The reason I love this trick is because the math is elegantly simple: p * q is always equal to q * p. Even if your source favors one side, the probability of seeing a specific sequence of two different bits is mathematically identical to seeing its reverse.

Let’s say I am looking at a broken hardware sensor that lands on heads (1) 75% of the time and tails (0) 25% of the time.

The probability of (1,1) is 0.75 * 0.75 (0.5625) -> Discarded.
The probability of (0,0) is 0.25 * 0.25 (0.0625) -> Discarded.
The probability of (0,1) is 0.25 * 0.75 (0.1875) -> Result: 0.
The probability of (1,0) is 0.75 * 0.25 (0.1875) -> Result: 1.

Since 0.1875 is exactly equal to 0.1875, I get an exactly 50% chance of getting a 0 or a 1. The original bias doesn't change the fact that the two mixed outcomes are equally likely.

What are the performance trade-offs of unbiasing?

The primary trade-off I see is throughput; I am forced to throw away a massive amount of raw data, which can lead to entropy starvation in systems like Linux. When the entropy pool in /dev/random runs dry, the OS blocks, which can halt a deployment or stall a cryptographic handshake.

In that 75/25 bias scenario, I am discarding 62.5% of the raw bits. If I have a system generating long-term SSH host keys during a cloud instance boot-up, this discarding logic can cause a visible hang. I've seen setup scripts stop and deployment pipelines stall because the system was waiting on a hardware-accelerated source that was too biased to keep up with the demand. When I implement this in firmware, I keep the logic as lean as possible:

def unbias(bit_stream):
    while True:
        x, y = next(bit_stream), next(bit_stream)
        if x != y:
            return x

FAQ

Does this work if the hardware bias changes over time?

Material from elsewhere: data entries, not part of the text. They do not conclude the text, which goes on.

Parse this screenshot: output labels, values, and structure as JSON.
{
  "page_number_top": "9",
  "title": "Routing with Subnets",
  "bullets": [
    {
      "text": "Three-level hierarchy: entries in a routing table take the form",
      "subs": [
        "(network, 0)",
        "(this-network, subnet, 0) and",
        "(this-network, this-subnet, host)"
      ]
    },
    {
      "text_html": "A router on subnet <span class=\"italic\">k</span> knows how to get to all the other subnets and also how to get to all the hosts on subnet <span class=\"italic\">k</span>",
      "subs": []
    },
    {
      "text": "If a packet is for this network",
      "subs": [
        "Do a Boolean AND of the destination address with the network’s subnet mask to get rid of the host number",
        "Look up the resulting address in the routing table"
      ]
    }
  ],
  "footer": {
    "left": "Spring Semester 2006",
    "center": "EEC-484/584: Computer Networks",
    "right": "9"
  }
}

No. This algorithm relies on the probability (p) remaining constant across both bits in the pair. If the bias is drifting rapidly—for instance, if I am looking at a sensor that is overheating and its 1/0 ratio is swinging wildly every millisecond—the unbiasing effect breaks down and I may still end up with skewed output.

What happens if the bits are correlated?

If the bits are not independent—meaning a 1 is more likely to be followed by another 1 (autocorrelation)—this trick fails. In those cases, I would typically use a cryptographic hash function like SHA-256 as an entropy extractor to flatten the distribution and remove the patterns.

Is there a more efficient way to extract bits?

Yes, algorithms like the Peres or Elias strategies extract more entropy by looking at longer bit sequences. However, I rarely use them because they require complex state management and larger memory buffers. Von Neumann is my go-to for low-level work because it requires zero memory and can be implemented with a simple loop or a few logic gates.